Friday, May 12, 2006

the killer app of computer vision

What is the killer application of computer vision? In other words, how useful are machines that can visually detect objects in images?

The easiest application to think of is image retrieval. For this application a user specifies either an image or some text, and the system returns new images that are somehow related to the input. In addition, the resulting images also come with some type of information that relates them to the input. Surely companies like Google would be interested in such applications, but isn't there more that we could get out of computer vision?

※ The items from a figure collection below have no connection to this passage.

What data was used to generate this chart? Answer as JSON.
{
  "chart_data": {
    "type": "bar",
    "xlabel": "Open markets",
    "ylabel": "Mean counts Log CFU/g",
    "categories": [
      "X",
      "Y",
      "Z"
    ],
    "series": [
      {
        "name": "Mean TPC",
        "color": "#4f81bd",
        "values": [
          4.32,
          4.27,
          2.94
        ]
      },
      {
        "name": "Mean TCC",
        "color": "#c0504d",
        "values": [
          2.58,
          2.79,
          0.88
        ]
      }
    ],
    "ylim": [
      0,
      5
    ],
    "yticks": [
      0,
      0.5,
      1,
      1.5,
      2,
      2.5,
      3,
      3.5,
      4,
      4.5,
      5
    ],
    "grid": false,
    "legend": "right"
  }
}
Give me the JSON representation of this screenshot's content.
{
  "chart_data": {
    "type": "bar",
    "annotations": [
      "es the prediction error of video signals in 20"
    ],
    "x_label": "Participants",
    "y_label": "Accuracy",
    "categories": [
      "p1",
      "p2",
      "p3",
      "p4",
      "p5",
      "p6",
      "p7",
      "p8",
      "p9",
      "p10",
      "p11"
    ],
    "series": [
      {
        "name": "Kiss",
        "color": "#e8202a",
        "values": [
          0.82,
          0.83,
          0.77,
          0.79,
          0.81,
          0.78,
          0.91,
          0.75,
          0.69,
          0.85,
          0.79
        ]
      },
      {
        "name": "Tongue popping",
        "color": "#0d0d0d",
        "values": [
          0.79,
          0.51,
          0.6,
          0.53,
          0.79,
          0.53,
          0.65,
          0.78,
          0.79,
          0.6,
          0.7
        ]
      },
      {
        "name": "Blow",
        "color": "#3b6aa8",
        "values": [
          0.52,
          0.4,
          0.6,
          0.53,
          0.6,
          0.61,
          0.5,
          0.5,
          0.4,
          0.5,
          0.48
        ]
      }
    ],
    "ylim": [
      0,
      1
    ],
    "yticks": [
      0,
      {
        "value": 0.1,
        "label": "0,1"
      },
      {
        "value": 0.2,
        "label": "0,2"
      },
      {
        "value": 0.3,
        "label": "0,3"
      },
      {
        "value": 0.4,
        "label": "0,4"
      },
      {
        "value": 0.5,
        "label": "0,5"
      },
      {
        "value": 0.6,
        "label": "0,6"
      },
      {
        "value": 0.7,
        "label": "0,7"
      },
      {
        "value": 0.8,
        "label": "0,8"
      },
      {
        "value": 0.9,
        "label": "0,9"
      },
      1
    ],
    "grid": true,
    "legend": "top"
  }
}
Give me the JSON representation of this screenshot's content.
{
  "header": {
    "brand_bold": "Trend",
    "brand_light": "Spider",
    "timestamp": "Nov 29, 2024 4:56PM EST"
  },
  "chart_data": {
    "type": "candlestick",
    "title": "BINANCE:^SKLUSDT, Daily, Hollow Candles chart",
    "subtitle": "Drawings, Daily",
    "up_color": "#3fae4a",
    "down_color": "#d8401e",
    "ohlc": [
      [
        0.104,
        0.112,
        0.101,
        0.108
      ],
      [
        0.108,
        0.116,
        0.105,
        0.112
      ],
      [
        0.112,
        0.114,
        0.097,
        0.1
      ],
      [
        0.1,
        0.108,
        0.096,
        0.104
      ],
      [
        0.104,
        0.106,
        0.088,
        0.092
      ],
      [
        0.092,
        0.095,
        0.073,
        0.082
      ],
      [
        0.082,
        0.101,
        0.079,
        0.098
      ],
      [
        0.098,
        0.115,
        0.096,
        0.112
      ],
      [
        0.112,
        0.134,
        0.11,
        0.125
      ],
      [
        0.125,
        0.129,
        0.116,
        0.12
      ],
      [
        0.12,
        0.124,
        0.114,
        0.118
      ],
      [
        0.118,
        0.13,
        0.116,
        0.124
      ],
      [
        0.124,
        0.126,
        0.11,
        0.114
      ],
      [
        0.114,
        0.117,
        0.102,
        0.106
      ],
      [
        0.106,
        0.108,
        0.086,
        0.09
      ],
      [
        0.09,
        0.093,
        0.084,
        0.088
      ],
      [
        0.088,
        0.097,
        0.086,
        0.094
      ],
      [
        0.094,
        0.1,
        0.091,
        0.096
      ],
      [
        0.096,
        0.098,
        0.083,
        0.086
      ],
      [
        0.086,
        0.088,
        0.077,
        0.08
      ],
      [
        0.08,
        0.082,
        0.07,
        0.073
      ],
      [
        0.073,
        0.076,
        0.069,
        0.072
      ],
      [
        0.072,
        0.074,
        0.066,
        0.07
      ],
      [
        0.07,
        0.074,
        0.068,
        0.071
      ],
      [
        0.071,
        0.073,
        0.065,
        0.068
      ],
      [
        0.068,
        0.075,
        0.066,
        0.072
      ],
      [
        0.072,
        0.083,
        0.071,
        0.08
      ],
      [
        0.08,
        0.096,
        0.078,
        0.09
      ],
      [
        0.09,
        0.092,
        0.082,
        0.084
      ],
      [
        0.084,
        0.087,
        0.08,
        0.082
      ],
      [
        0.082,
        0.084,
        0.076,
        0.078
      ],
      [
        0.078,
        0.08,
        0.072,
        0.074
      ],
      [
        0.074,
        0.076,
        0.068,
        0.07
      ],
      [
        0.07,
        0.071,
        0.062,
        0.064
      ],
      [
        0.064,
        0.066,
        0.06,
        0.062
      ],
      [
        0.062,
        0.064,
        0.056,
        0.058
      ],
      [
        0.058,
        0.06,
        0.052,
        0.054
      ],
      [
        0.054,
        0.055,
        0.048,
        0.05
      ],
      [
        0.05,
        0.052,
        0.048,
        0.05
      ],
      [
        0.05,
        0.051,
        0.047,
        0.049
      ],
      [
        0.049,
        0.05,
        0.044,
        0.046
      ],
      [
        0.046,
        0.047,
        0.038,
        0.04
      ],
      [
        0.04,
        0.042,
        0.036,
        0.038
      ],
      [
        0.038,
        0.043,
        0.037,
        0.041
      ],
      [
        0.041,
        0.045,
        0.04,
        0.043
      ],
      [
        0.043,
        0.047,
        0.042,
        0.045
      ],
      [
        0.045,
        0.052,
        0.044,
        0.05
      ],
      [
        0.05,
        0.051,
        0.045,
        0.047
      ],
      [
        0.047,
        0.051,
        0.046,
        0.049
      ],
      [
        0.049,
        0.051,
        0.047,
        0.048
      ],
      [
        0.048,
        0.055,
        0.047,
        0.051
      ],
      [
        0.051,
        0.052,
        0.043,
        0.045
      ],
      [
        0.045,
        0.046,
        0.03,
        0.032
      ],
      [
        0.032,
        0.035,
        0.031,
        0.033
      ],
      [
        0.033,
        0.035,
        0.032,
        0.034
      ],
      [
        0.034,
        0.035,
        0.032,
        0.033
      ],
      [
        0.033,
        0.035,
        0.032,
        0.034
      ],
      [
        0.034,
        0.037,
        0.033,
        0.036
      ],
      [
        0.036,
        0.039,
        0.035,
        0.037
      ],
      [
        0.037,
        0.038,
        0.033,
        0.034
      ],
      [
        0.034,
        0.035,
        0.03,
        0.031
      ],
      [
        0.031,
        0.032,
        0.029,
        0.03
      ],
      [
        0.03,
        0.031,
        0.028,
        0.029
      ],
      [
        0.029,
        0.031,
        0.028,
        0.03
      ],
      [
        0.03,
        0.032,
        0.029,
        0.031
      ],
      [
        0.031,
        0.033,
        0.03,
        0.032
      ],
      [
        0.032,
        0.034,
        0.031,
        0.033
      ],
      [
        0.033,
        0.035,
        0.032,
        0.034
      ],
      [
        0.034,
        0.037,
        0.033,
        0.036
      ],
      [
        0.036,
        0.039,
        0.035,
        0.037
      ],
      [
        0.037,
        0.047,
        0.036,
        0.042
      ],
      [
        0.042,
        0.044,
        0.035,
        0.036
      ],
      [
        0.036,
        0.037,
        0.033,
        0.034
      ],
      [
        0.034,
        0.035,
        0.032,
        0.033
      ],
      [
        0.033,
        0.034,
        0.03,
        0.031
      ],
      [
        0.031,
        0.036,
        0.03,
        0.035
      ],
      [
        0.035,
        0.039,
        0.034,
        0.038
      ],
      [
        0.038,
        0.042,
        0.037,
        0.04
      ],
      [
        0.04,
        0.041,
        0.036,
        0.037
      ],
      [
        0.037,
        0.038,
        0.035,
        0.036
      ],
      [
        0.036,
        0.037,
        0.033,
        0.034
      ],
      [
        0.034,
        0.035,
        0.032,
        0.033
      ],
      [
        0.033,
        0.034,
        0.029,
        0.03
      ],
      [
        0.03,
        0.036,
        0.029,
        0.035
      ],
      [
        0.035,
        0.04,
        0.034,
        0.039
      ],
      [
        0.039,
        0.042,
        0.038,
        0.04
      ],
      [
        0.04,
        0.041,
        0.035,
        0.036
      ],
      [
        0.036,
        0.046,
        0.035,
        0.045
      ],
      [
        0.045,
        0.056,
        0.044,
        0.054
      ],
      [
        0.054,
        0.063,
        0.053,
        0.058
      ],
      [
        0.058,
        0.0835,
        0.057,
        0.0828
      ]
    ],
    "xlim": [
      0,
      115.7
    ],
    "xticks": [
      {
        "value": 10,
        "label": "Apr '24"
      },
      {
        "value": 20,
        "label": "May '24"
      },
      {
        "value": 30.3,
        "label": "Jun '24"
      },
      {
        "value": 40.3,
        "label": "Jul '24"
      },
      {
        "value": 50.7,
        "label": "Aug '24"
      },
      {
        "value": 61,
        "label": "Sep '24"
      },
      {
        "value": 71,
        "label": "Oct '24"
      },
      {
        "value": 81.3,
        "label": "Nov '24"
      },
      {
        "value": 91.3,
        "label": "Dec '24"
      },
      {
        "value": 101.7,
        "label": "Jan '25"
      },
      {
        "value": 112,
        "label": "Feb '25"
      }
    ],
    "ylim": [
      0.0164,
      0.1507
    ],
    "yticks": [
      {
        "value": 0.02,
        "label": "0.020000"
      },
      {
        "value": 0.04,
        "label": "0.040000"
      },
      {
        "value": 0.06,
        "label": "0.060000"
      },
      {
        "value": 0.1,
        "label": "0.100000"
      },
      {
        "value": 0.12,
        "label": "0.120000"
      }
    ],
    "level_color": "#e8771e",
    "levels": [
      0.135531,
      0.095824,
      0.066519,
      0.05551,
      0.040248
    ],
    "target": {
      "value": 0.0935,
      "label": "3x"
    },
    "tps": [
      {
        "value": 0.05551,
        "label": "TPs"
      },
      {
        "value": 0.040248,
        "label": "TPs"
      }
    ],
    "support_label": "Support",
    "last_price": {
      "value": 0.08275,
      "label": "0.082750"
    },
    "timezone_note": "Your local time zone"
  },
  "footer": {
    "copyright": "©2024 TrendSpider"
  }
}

When I was younger I was very interested in particle physics, and I even finished my undergrad with a dual degree in Computer Science and Physics. I was impressed with the way that computational techniques could be used to 'get at' the world. Large-scale simulations and data analysis could be used to infer the structure of the world (or at least given some structure to fit the necessary parameters).

Could we train machines that can infer relationships between objects in the world? Can a machine infer Newtonian-like properties (and thus establish a metaphysics) of the world such as mass and gravity from visual observations? I think the big questions here is the folllowing: can we train machines to 'see' objects without those machines first understanding any properties of the dynamic world? When I say 'properties of the dynamic world,' I do not mean appearance variations, but things like 'objects have mass and things with mass do not just float in ambient space,' and 'things in motion tend to stay in motion.'